Sunday, October 05, 2014

Competition Policy 4: Paradox of Anti-Trust and Fair Competition Legislation

A good friend and academic from UP Political Science Department, Prof. Bong Mendoza, wrote this article last week.

Good article from Bong, as usual.

But there is the paradox of Fair Competition or Anti-Trust legislation.

If your price is higher than your competitors, you can be accused of price gouging the consumers.
If your price is the same as your competitors, you can be accused of price collusion and/or cartel.
And if your price is lower than your competitors, you can be accused of predatory pricing.

Any pricing that one will take can be a ground for harassment by corrupt, extortionist, or biased officials and bureaucrats of a Fair Trade Commission on the payroll of one or more of the private players that they are monitoring and regulating.

In a free and spontaneous market economy, enterprises can take various pricing for various products and services geared for different consumers and group of buyers. Thus, a can of Coke or SM Beer Pilsen is priced lower in sari sari stores compared to convenience stores (7-11, Mini Stop, Family Mart, Select, etc.), which is lower than in fancy restos, which is lower than in 5-star hotels, and so on. Same product, same volume, same packaging, same manufacturer, yet have different prices varying from P25 to P150/can or higher.

Market segmentation and price differentiation are spontaneous market reactions by players to different situations. A monopolist (No thanks to congressional franchising, or national agency or LGU franchising) can price its product or service at the highest possible rate that consumers can endure. A proposed Fair Trade Commission (FTC) cannot discipline a monopoly or duopoly if these were government-created.

All electric coops and distribution utilities are monopolies, there are about 120 of them nationwide, the biggest is Meralco of course. Because they are utilities, electricity distribution is reserved 100% to Filipinos only, but not all Filipino enterprises can compete, they need congressional franchising which creates the monopoly in particular areas.

Inter-island shipping is generally government-created monopoly or duopoly via MARINA franchising; bus line route monopoly is also government-created (via LTFRB franchising); or airline route monopoly for lesser-known island destinations is another government-created (via CAB franchising). 

Even tricycle route monopoly (say UP Village to Philcoa) is government-created  via city or municipal hall franchising. Jeepneys and air-con vans are prohibited on those tricycle-only monopolized routes. Passengers have no  other option but ride those tricycles, otherwise they must walk or take the more  expensive taxi, or drive their  own car or motorcycle. Which contributes to more traffic congestion.

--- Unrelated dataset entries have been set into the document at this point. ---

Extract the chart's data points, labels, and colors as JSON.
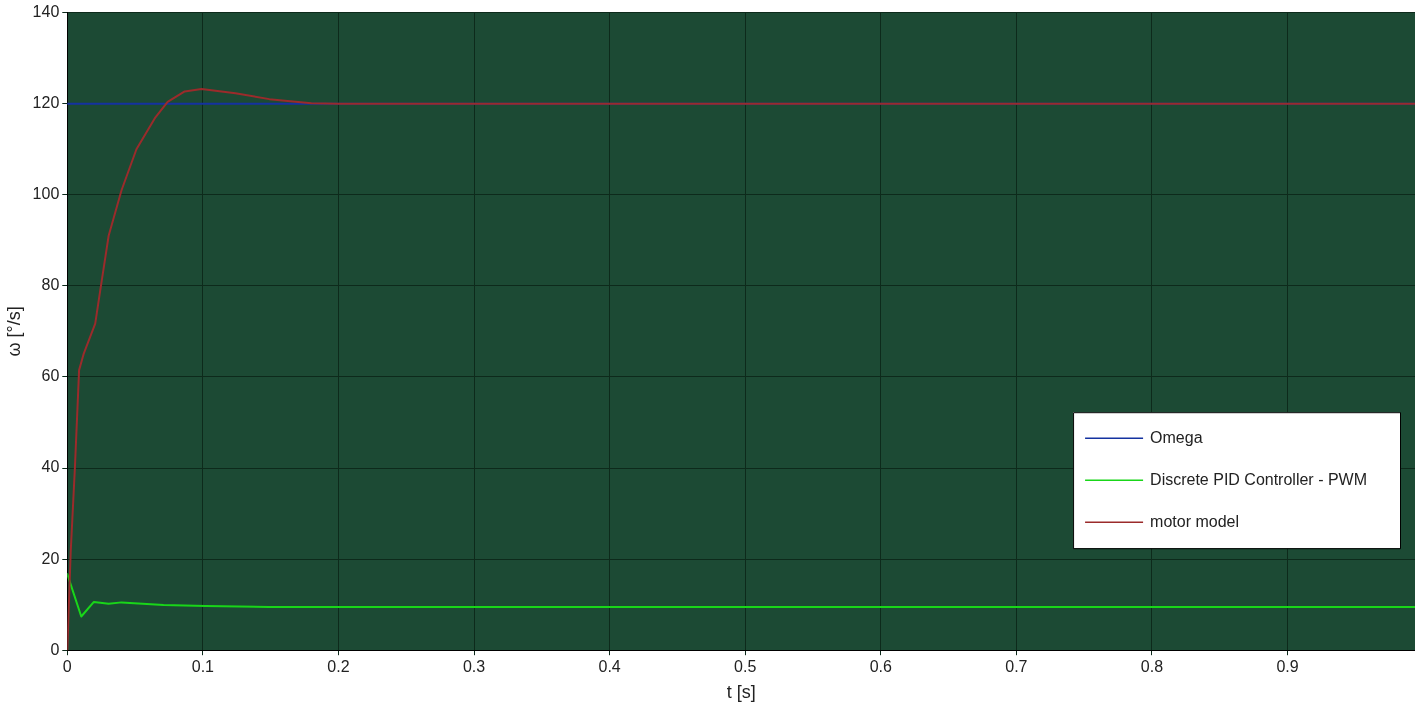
{
  "chart_data": {
    "type": "line",
    "xlabel": "t [s]",
    "ylabel": "ω [°/s]",
    "xlim": [
      0,
      0.994
    ],
    "xticks": [
      0,
      0.1,
      0.2,
      0.3,
      0.4,
      0.5,
      0.6,
      0.7,
      0.8,
      0.9
    ],
    "ylim": [
      0,
      140
    ],
    "yticks": [
      0,
      20,
      40,
      60,
      80,
      100,
      120,
      140
    ],
    "grid": true,
    "legend": "bottom right",
    "marker": "none",
    "line_style": "solid",
    "series": [
      {
        "name": "Omega",
        "color": "#1432a0",
        "x": [
          0,
          0.994
        ],
        "values": [
          120,
          120
        ]
      },
      {
        "name": "Discrete PID Controller - PWM",
        "color": "#19d619",
        "x": [
          0,
          0.0103,
          0.0196,
          0.0305,
          0.04,
          0.071,
          0.102,
          0.149,
          0.25,
          0.994
        ],
        "values": [
          16.7,
          7.4,
          10.6,
          10.2,
          10.5,
          9.9,
          9.7,
          9.5,
          9.5,
          9.5
        ]
      },
      {
        "name": "motor model",
        "color": "#9b2b2b",
        "x": [
          0,
          0.0025,
          0.0056,
          0.0087,
          0.012,
          0.0206,
          0.0243,
          0.0305,
          0.04,
          0.051,
          0.065,
          0.074,
          0.0866,
          0.099,
          0.124,
          0.149,
          0.18,
          0.2,
          0.994
        ],
        "values": [
          0,
          21.5,
          40,
          61.5,
          65,
          71.7,
          79,
          91,
          101,
          110,
          117,
          120.4,
          122.7,
          123.2,
          122.3,
          121,
          120.1,
          120,
          120
        ]
      }
    ]
  }
}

Someone suggested that the Freedom of Information (FOI) bill is needed to advance the Fair Competition (FC) bill. This is a misunderstanding. The FOI bill intends to make government become more transparent. The FC bill intends to make private companies become more transparent.

Bottomline, even if Congress will enact an FC law next week, many monopolies and duopolies will remain because they were created by different government agencies  themselves, from the Legislative to Executive to LGU offices. What the proposed FC law will do is simply tinker with existing players that are already regulated by various government agencies.

As government expands, its cronyism also expands. One more reason why government, from Executive to  Legislative to LGUs and  other offices should shrink.